If that terminology seems nerdy and silly, it is. When we put people in boxes we cut ourselves off from experiencing a fuller and more fulfilling world. Our drive to categorize has gotten ridiculous, and I’m about to prove it by opening up my playlist and listing some of the genres that come attached to the songs I’ve downloaded:

  • Ambient
  • Blues
  • Blues-Rock
  • Blues/R&B
  • Classical
  • Classical Crossover
  • Contemporary Celtic
  • Country
  • Contemporary Country
  • Contemporary Jazz
  • Country & Folk
  • Downtempo
  • Drinking Songs
  • Folk
  • Folk-Rock
  • Neo-Soul
  • Jazz
  • Pop Latino
  • Prog-Rock/Art Rock
  • R&B
  • R&B/Soul
  • Soul
  • Traditional Country

Or my favorite:

  • Unclassifiable

This year’s Grammy Awards broadcast showed what happens when we just listen to a song rather than try to name it. My social media feeds exploded that night with raves over Tracy Chapman and Luke Combs’ collaboration on her song Fast Car. Chapman’s 1988 song is tagged as Folk (uh, really?); Combs’ 2023 cover as Country. So what genre was their duet? Who cares? It was beautiful.

Tracy Chapman and Luke Combs in their stunning performance at The Grammys of her 1988 song Fast Car.

Tracy Chapman and Luke Combs in their stunning performance at The Grammys of her 1988 song Fast Car.

Beyoncé fans know this isn’t her first rodeo when it comes to shaking things up. It is, however, an especially in-your-face step, and one specifically aimed at revealing the African-American roots of styles like bluegrass and country.

Exhibit A in the case for the intent behind Beyoncé’s assault is her recruiting of Rhiannon Giddens.

Giddens, who played viola as well as fiddle on TEXAS HOLD ‘EM, has for years been showing and telling how musical diversity makes us all richer.

Blowin’ up the categories

In the keynote address to the 2017 International Bluegrass Music Association Gideon’s, who is biracial, described growing up in North Carolina watching Roy Clark play banjo on TV’s Hee-Haw then studying opera at Oberlin. She played with the Carolina Chocolate Drops, whose albums have been categorized in one case as Pop, another as Blues, another as Singer Songwriter. Her solo albums have been sorted into the Americana genre.
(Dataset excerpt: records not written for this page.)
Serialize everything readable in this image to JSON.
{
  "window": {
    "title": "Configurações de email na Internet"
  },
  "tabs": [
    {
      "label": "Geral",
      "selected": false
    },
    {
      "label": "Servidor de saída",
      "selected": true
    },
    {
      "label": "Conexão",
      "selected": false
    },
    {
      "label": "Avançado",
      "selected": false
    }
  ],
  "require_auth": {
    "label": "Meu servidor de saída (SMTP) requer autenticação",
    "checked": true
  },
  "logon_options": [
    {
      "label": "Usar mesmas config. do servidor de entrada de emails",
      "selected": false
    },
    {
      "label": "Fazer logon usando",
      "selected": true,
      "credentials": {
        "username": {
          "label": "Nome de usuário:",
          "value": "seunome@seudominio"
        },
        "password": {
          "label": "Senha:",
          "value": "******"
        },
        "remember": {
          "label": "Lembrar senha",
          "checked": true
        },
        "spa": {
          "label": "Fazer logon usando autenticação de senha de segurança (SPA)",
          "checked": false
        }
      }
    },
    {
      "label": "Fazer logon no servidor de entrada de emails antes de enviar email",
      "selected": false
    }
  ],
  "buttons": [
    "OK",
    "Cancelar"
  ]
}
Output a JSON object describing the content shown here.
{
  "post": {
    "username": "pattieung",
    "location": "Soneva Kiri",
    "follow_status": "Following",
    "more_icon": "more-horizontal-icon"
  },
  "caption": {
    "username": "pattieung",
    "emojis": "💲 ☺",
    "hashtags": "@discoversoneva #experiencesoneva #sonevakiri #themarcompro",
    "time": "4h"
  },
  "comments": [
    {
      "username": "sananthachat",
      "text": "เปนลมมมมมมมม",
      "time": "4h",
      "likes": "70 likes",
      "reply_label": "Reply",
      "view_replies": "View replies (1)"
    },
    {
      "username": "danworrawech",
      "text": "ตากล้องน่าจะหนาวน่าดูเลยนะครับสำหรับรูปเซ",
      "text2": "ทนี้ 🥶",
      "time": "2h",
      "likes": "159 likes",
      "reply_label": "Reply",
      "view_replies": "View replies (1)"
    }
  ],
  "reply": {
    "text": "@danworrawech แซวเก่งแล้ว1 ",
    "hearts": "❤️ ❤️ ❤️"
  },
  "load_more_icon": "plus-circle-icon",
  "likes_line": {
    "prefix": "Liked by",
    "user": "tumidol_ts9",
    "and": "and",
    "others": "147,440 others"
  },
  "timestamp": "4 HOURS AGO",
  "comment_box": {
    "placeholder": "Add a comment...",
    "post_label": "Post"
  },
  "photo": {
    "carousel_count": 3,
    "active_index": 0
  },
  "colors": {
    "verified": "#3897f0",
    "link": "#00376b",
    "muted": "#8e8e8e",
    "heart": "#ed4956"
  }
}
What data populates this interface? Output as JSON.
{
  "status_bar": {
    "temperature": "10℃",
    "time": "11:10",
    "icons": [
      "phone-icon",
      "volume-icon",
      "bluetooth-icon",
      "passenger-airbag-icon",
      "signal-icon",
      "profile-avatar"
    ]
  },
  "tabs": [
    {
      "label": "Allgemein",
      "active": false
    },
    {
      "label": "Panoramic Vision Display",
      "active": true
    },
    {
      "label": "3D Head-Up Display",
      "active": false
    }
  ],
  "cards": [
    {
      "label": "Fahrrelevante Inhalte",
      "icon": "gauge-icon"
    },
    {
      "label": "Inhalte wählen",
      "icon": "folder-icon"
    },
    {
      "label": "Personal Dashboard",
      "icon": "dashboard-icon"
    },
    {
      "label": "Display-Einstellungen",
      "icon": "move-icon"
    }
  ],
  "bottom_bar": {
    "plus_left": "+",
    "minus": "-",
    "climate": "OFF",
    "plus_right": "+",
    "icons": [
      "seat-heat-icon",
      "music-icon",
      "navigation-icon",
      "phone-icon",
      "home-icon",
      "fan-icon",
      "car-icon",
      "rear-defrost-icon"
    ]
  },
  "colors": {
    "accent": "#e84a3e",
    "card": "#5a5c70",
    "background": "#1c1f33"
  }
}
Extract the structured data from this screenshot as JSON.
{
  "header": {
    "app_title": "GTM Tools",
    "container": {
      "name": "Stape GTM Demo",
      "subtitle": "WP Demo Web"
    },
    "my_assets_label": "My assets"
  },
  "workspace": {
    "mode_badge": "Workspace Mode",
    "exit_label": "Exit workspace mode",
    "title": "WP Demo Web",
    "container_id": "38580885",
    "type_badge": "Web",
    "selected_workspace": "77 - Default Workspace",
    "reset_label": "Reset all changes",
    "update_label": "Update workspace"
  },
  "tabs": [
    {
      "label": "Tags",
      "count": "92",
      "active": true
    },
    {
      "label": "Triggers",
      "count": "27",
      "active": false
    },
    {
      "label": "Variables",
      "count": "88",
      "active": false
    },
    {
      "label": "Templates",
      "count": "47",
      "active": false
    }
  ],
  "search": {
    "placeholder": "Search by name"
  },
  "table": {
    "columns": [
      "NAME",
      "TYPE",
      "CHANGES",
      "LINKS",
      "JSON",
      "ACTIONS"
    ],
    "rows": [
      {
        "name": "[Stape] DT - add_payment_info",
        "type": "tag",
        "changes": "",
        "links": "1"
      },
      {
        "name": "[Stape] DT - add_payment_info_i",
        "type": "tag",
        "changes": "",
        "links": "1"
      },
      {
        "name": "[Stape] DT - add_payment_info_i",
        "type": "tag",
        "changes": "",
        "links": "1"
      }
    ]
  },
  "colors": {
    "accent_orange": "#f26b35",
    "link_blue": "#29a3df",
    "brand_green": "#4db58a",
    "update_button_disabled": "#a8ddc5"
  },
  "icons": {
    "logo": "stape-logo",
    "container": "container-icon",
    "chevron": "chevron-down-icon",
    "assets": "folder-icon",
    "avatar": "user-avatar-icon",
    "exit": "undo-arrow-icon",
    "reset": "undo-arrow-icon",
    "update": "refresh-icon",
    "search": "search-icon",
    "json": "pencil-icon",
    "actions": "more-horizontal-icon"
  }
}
In that 2017 speech she said cultural and musical stereotypes “left out people like me—who come from both sides of the track—except, in so many areas of the South, there is no track. There’s just people living and influencing each other in spite of what they are told to feel and do.”

I saw Rhiannon Giddens perform at the Grand Theatre in Frankfort, Kentucky, in 2018.

I saw Rhiannon Giddens perform at the Grand Theatre in Frankfort, Kentucky, in 2018.

Musicians do collaborate ad cross lines to create new forms—bluegrass, jazz, hip-hop. Still, she blames musical genres for dividing and excluding people.

In 1920 recording entrepreneurs discovered “race music” would sell, so they recorded African-Americans playing blues. Two years later they discovered the same with hillbilly music, so added white recording sessions on different days. The two would never meet–at least not in the recording studio. Until producer Sam Phillips found a guy who could bring the two together. It took Elvis to sell Black music to a wider audience.

Admittedly, we do need some way of organizing our lives. We need words to describe what we like, what we don’t like, what we love, and love less. But naming something can also turn to calcification that can at least limit us, and at worst, divide us.

Beyoncé doesn’t see that kind of nuance as her problem. She’s just blowin’ up stuff up that needs blown’ up. And you can dance to it.